Another subcategory of bad anatomy for the BBL procedure is severe or grade III cellulite. Bad cellulite is fibrotic in nature and has an actual volume deficit. Fat doesn’t have the robustness of an implant to expand and push out that tissue. You typically need a preemptive procedure often using radiofrequency devices along with multi-stage fat grafting. 

Another subcategory of patient involves someone with severe hip dips, and or a mid to upper buttock linear shelf or depression that once again is very hard to pop out with a single stage of grafting, if it can be done at all. 

Another demographic of patients who are poor candidates for a BBL without appropriate expectations are individuals that have large square or barrel-like torsos, often with a high BMI, along with petite buttocks plus or minus cellulite. This category of patient is the most difficult of all honestly to deal with. 

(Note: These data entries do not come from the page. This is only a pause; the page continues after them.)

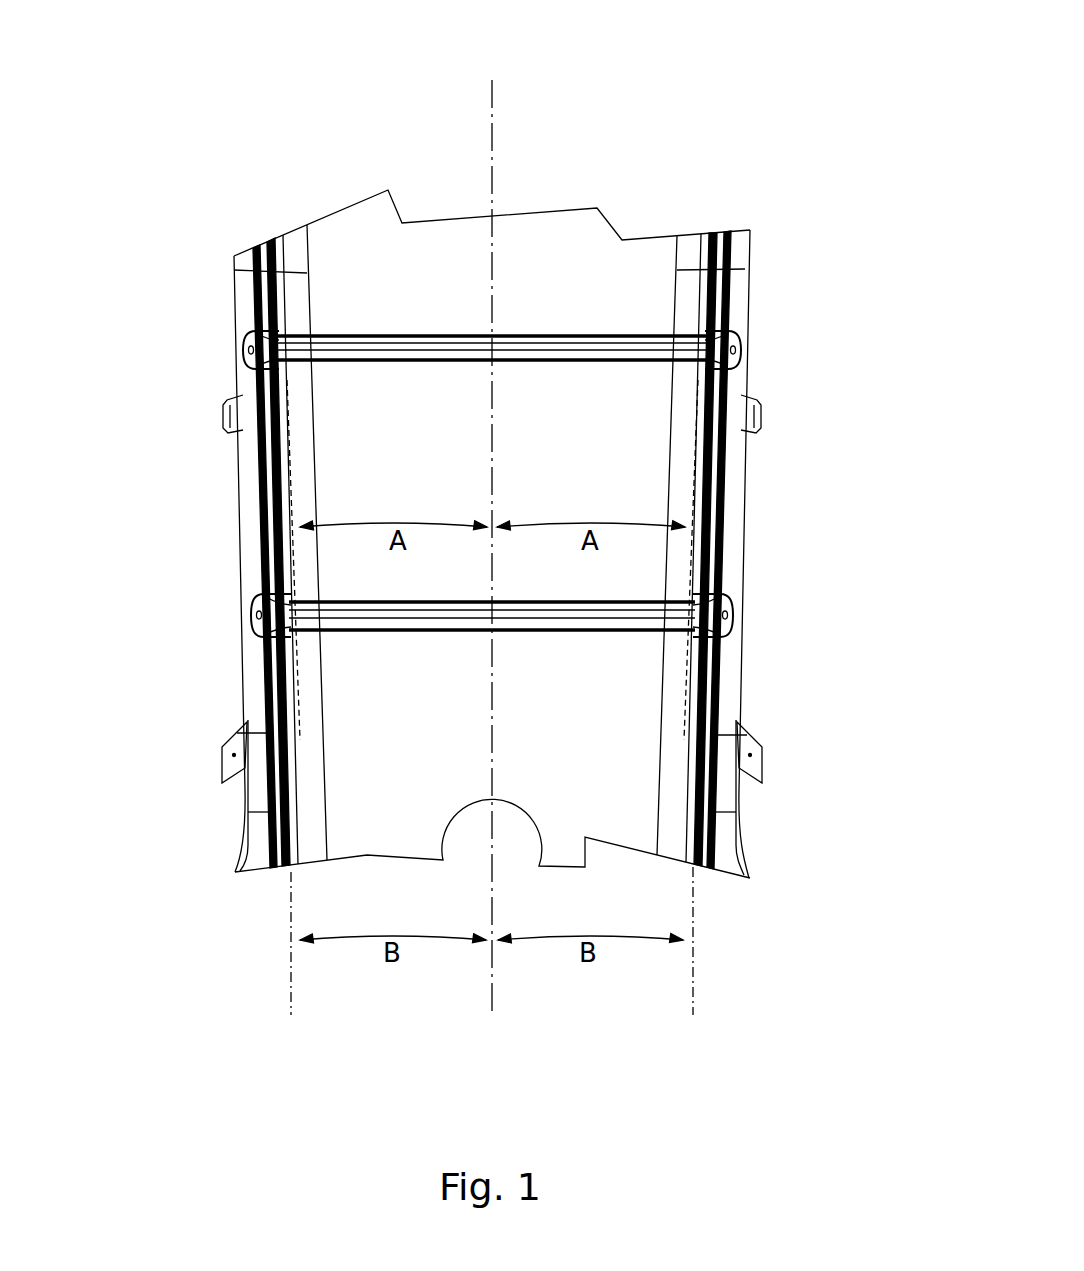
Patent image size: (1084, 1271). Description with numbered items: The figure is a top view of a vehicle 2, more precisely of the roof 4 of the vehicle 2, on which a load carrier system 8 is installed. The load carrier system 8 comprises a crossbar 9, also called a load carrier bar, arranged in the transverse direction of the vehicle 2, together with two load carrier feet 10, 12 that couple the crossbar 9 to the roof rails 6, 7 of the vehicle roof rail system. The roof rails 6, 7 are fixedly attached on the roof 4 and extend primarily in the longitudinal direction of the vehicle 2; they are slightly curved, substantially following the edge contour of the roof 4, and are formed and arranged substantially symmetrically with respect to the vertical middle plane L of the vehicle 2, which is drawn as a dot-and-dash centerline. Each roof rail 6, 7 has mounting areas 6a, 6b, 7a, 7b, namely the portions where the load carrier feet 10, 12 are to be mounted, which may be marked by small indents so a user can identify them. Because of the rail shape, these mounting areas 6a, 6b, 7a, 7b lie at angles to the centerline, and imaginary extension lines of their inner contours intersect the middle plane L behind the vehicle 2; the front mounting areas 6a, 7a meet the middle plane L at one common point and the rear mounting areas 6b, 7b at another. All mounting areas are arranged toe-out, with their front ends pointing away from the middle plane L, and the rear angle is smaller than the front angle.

The vehicle 2 is at (808, 258).
The roof 4 is at (555, 263).
The roof rail 6 is at (720, 478).
The front mounting area 6a is at (730, 380).
The rear mounting area 6b is at (720, 645).
The roof rail 7 is at (253, 278).
The front mounting area 7a is at (257, 382).
The rear mounting area 7b is at (260, 647).
The load carrier system 8 is at (593, 310).
The crossbar 9 is at (340, 357).
The load carrier foot 10 is at (757, 343).
The load carrier foot 12 is at (227, 350).
The middle plane L is at (493, 100).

My fat grafting work is very consistent and I rarely have poor results, keeping in mind I’ve been doing this since 2012. I do have the occasional negative review from patients almost always in this category. Even after I tell them this is not a creative miracle and you will need more than one stage, I get zinged with a one-star review.

In summary, the optimal BBL surgery candidate has a combination of positive attributes of both mind and body and awareness and are pursuing an healthy change in their physique with realistic expectations.